Нас всех тошнит, как сказал Хармс, особенно от неэстетического зрелища, когда мозг нации опять превращается в говно: в одних случаях – силой химической реакции, в других – фокусами фотошопа. Может, уехать? – спрашивают у ясеня. Марши, площади, свечи, омоны, дубинки, автозаки, письма – тошнота только усиливается. «Гигиена!» – провозглашают непримиримые: не подавать руки, не здороваться, не выходить за пределы узкого круга «своих». Стоит обдумать. И, как Белинский, требовать от Гоголя уничтожить второй том «Мертвых душ». Но ни Гоголя не видать, ни Белинского: время нанотехнологий. Что-то в жестком делении на кружки (в каждом больше пяти проверенных и не наберется) напоминает «пятерки» из «Бесов» Достоевского, пренеприятнейшего человека, но описавшего наперед всю нашу не более, чем он сам, приятную историю. И ловелас Пушкин с обжорой Крыловым, недавно подвергшиеся цензуре на телевидении, и Гоголь, и Чехов, и Ильф с Петровым┘ Все они по-прежнему – наша актуальность. Хотелось бы стать инопланетянином и спросить: «Что значит – мертвые души? Почему Киса Воробьянинов – отец русской демократии, а бесы вышли из шинели Акакия Акакиевича? Почему вишневый сад в России – больше, чем сад?».
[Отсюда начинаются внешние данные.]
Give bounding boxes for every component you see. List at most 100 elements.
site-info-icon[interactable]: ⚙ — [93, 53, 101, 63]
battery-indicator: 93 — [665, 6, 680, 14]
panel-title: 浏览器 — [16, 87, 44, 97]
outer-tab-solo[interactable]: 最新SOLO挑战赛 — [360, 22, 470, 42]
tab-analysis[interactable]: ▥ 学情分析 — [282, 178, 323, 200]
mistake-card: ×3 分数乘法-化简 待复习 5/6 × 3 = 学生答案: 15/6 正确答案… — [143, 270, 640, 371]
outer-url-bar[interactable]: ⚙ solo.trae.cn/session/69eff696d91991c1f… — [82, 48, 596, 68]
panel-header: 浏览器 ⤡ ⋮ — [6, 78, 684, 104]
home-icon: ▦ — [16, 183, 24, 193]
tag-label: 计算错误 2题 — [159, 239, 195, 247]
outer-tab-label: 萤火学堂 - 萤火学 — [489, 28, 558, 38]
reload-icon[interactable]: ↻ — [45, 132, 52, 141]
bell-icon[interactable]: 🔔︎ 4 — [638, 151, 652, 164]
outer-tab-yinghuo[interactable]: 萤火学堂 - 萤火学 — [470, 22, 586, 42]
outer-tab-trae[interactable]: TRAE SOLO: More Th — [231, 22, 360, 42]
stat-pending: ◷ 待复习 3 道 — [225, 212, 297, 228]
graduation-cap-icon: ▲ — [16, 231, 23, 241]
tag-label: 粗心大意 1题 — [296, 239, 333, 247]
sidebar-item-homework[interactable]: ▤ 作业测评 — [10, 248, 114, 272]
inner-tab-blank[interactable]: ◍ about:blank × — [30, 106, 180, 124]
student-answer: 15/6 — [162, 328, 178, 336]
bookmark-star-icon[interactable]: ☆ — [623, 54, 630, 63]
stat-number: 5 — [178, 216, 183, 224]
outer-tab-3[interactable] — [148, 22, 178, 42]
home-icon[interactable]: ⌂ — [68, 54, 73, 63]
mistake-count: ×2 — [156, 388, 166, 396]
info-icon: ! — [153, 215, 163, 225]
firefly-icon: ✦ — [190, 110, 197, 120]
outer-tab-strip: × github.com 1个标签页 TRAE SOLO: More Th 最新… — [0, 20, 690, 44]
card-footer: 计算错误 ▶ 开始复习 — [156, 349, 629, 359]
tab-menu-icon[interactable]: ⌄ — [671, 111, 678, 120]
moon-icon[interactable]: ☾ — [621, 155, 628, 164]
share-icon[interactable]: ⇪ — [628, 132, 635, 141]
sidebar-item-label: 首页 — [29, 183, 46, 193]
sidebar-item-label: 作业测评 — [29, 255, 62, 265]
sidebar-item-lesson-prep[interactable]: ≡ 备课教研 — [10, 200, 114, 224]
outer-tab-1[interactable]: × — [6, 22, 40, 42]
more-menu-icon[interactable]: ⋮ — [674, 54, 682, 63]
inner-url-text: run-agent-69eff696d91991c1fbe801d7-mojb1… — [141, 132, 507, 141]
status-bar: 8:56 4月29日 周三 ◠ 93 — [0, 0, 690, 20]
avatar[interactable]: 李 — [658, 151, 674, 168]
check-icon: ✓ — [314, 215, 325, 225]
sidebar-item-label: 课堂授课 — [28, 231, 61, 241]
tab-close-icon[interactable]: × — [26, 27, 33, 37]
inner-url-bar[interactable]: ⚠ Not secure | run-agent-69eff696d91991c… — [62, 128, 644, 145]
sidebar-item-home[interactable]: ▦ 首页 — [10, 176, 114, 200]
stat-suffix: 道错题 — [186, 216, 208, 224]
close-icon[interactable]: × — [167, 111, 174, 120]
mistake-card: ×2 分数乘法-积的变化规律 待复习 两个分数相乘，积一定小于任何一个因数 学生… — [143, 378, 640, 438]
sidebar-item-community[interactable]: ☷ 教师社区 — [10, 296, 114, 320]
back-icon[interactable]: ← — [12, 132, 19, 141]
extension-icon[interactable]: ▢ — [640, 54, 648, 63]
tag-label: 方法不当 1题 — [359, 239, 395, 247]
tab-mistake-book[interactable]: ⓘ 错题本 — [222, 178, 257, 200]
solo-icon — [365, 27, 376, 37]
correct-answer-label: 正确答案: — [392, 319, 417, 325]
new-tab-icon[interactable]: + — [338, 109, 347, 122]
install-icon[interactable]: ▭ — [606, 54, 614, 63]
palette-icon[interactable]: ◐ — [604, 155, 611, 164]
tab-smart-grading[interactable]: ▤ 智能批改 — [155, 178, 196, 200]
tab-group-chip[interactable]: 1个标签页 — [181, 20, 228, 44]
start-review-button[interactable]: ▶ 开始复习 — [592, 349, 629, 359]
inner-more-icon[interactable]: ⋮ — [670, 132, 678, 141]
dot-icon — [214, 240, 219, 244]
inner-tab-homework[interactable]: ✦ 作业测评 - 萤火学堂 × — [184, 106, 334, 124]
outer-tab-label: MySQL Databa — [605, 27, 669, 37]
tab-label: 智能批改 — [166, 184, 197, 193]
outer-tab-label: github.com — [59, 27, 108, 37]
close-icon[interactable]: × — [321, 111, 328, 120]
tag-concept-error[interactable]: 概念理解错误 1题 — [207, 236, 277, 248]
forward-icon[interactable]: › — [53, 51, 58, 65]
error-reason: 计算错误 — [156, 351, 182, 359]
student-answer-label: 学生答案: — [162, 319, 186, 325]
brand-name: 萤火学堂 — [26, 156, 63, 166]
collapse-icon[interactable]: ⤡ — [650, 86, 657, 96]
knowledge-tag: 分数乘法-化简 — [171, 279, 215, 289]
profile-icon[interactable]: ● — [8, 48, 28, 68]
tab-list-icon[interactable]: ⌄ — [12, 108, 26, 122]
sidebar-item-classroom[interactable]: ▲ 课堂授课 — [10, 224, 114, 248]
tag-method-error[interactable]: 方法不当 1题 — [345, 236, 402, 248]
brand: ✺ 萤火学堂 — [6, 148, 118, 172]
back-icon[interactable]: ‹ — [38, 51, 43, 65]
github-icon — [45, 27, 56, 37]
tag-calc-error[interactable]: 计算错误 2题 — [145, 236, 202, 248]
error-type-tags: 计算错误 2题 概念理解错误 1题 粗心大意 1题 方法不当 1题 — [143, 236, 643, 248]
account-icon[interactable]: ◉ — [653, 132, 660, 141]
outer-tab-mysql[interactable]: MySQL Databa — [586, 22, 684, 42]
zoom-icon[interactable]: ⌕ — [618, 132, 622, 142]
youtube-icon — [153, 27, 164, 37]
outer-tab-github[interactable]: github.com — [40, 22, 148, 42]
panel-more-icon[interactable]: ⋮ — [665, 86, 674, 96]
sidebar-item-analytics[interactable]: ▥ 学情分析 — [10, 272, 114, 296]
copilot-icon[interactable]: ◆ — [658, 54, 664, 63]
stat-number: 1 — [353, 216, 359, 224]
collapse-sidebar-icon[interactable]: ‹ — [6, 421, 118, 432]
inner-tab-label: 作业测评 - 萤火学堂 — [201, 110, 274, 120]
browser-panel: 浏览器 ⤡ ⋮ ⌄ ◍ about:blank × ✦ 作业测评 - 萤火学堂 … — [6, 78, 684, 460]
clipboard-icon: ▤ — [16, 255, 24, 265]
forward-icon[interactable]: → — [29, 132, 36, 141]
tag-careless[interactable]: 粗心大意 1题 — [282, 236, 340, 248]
У деспотов своя гигиена. В советской школе мы декламировали с подтекстом: «Товарищ, верь, взойдет она┘ и на обломках самовластья» и еще «Во глубине сибирских руд храните гордое терпенье». Наверное, в нынешних школах уже провели санобработку и вычистили эти стихи, которые, как понятно, мог написать только враг.